Jacopo, appena rientrò a casa, corse subito a cercare Lucrezia. Immaginava che fosse intenta ad accudire Maria e, infatti, la trovò assieme a una delle bambinaie proprio nella stanza della piccola.

“Hai fatto tardi...” disse la Medici, tenendo tra le braccia l'ultima nata di casa Salviati, che non aveva ancora nemmeno compiuto un mese.

“Dovevo passare da un paio di persone, sai, per delle carte...” si scusò lui: “E poi sono rimasto per sentire una cosa...”

Lucrezia aveva congedato silenziosamente la bambinaia e, mentre il marito le si avvicinava, si aprì in un sorriso. Lo baciò e, con delicatezza, gli mise in braccio Maria.

La piccola, che si stava per addormentare, guardò per un attimo il padre e poi, con una specie di sospiro tremulo, chiuse gli occhi e cominciò ad assopirsi.

“Quanto è piccola...” sussurrò l'uomo, tenendola saldamente, come avesse paura di farla cadere.
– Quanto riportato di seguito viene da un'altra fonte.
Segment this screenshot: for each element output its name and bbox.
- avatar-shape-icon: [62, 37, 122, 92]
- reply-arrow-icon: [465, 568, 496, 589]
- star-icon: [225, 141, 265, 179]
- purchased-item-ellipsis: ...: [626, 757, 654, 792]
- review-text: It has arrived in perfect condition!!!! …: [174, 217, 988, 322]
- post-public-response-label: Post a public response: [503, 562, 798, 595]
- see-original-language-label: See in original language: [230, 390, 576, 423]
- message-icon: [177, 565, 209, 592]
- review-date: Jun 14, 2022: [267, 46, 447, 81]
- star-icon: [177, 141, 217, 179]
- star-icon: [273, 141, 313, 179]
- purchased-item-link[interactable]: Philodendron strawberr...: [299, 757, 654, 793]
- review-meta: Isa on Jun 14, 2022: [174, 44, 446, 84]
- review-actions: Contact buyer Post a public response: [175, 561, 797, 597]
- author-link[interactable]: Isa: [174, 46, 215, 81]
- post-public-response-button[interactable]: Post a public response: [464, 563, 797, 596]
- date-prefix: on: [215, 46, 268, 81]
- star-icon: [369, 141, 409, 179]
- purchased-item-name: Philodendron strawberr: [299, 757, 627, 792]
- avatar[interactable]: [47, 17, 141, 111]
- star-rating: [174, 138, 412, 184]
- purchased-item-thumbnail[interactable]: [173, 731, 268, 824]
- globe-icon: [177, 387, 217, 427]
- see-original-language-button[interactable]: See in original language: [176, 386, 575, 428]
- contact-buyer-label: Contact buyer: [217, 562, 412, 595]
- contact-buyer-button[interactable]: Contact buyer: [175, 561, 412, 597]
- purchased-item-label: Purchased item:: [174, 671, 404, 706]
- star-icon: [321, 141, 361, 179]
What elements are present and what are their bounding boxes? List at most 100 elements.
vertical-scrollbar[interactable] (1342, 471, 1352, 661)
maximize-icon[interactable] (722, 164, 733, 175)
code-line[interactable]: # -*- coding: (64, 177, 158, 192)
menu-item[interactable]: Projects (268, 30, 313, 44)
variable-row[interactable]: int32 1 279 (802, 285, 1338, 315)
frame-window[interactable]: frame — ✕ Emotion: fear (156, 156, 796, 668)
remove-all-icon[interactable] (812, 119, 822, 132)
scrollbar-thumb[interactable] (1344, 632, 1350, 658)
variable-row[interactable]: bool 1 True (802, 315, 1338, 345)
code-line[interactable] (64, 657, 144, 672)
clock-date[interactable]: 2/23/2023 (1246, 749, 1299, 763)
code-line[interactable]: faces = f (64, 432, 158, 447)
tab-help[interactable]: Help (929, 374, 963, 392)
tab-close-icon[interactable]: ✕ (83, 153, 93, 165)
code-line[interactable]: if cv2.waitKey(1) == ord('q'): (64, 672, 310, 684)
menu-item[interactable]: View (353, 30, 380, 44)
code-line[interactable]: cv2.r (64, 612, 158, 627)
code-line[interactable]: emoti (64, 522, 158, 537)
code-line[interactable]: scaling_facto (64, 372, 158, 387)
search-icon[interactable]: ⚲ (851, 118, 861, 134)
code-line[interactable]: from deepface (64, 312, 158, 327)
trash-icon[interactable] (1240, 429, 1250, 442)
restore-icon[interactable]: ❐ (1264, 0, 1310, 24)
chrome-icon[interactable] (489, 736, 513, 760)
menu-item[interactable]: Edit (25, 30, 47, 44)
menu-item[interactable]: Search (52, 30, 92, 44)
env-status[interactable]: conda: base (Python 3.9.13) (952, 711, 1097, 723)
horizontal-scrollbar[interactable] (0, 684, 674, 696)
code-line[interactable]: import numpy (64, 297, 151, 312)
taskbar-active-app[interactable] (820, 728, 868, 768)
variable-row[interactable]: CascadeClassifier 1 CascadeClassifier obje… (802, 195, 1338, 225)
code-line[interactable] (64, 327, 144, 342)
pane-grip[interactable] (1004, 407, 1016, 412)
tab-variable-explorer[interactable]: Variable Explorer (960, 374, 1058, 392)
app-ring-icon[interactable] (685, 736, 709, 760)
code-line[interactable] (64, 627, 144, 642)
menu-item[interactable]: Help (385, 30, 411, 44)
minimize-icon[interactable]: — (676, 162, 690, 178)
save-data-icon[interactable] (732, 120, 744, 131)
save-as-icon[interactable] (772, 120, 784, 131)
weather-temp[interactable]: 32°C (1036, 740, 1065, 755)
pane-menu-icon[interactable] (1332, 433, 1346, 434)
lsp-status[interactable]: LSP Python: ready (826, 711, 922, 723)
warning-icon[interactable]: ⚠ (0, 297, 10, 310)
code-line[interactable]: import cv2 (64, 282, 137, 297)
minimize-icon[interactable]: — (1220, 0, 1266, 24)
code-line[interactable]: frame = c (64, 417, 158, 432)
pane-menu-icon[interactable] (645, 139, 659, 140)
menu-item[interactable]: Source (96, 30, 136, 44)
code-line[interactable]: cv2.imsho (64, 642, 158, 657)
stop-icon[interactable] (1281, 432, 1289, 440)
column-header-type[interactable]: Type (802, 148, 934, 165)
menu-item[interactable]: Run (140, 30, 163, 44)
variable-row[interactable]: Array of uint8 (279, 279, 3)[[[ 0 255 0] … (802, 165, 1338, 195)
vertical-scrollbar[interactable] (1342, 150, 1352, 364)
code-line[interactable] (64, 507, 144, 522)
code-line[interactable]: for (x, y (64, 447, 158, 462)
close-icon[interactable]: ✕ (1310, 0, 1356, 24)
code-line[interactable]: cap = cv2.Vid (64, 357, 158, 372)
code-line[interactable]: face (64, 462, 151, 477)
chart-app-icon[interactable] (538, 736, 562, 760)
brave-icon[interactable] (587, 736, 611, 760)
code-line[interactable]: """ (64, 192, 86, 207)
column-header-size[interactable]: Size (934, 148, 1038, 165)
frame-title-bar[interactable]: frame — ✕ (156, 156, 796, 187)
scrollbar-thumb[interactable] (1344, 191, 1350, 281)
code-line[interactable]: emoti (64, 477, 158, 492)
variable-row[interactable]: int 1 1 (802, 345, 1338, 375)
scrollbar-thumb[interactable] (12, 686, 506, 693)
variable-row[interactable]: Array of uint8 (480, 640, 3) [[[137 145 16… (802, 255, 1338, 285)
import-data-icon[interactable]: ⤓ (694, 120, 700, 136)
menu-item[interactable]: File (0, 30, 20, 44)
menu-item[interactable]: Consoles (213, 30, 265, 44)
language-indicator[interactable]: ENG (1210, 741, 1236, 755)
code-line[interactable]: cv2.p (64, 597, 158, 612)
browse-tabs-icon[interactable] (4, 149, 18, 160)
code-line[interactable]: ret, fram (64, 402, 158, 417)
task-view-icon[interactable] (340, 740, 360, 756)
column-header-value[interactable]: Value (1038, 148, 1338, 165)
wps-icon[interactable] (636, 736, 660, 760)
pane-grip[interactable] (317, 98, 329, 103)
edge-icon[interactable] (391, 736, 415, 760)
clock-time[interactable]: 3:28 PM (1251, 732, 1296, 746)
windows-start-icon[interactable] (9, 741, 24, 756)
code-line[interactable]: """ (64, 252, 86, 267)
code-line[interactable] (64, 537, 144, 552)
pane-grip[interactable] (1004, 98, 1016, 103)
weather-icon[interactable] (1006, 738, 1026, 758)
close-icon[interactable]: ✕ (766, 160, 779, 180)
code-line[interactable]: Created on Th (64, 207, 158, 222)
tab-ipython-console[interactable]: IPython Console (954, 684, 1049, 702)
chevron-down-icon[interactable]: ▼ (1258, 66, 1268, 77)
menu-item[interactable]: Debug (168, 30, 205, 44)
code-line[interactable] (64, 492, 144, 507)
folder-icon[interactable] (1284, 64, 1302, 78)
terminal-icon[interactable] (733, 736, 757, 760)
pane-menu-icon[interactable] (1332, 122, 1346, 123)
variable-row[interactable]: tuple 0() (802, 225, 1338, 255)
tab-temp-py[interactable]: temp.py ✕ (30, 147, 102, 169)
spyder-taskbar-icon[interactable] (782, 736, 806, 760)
“Parli come se fosse la prima...” scherzò la Medici, andando a sedersi sul divanetto e facendo segno al Salviati di mettersi accanto a lei: “Che cosa dovevi sentire?”

“Dicono che sia arrivato in città il portavoce della Sforza di Forlì.” rivelò lui, cullando un po' la figlia che, ormai, dormiva profondamente: “E non indovinerai mai chi è.”

Proprio per non svegliare la piccola, Lucrezia parlò a voce bassa, ovattata: “Se non indovinerò mai, tanto vale che me lo dica tu, no?”

Jacopo sollevò un sopracciglio e, distogliendo finalmente lo sguardo da Maria per cercare gli occhi della moglie, disse: “Ha scelto Giovanni da Casale, quel milanese che dicono sia il suo nuovo amante.”

Lucrezia aprì la bocca e fece un'espressione a metà strada tra il sorpreso e l'ilare, per poi commentare, quasi ammirata: “Che donna sorprendente.”

Il Salviati, che avrebbe usato termini molto più severi, per descrivere la condotta della Tigre, non volendo andare contro l'opinione della Medici, annuì e fece eco: “Davvero sorprendente.”

Era evidente che la moglie avesse cominciato a impelagarsi in qualche ragionamento che, per il momento, non voleva condividere con lui, tuttavia, quando la vide sporgersi un po' verso la loro ultima figlia, l'uomo dimenticò subito la politica, la Signoria, Firenze e tutto il resto, per concentrarsi solo ed esclusivamente sulla propria famiglia.

“Anche questa ci è venuta benino, eh...” sussurrò lui, offrendo la piccola allo sguardo della madre, che, con gesti leggeri, la riprese tra le braccia e andò a posarla nella culla, per lasciarla dormire in pace.

“Ci è venuta bene, come tutti gli altri.” gli assicurò, rimettendo accanto a lui: “E vedrai che anche i prossimi ci verranno benissimo.”

Così, mentre la donna, puntellandosi sulla gamba di lui con una mano, si protendeva per tornare a baciarlo, Jacopo sorrise e pensò che non doveva esserci in Firenze un uomo che potesse ritenersi fortunato quanto lui.

“Se domani questo Giovanni da Casale parlerà alla Signoria – disse però Lucrezia, smettendo all'improvviso di baciarlo – voglio che quando torni a casa tu mi racconti parola per parola quello che ha detto. E poi voglio che scopra se lui sa cosa intende fare la Sforza per impedire a mio cugino di ottenere la custodia del suo ultimo figlio.”

L'uomo sospirò e poi, stringendola a sé, le assicurò, parlandole all'orecchio: “Farò tutto quello che vuoi, ma adesso basta parlare di queste cose.”

La Medici sorrise, e, tentata dalla vicinanza del marito, gli sussurrò: “Andiamo in camera?”

Jacopo, che doveva ancora cenare, si rese conto di non aver più alcuna fame, né tanto meno sete, però, mentre già seguiva fuori dalla stanza la moglie, le chiese: “Sei sicura? Non è passato troppo poco tempo..? Forse dovremmo...”

“Dopo tutti i figli che ho fatto nascere, so cosa posso e cosa non posso fare e quando.” tagliò corto Lucrezia: “Piuttosto, vai a cercare la bambinaia e dille di controllare Maria. Io ti aspetto in camera nostra...”

Il Salviati annuì e, andando in cerca della balia, si trovò quasi a correre, euforico come un ragazzino, felice come non mai di essersi trovato come moglie una donna come la figlia del Magnifico.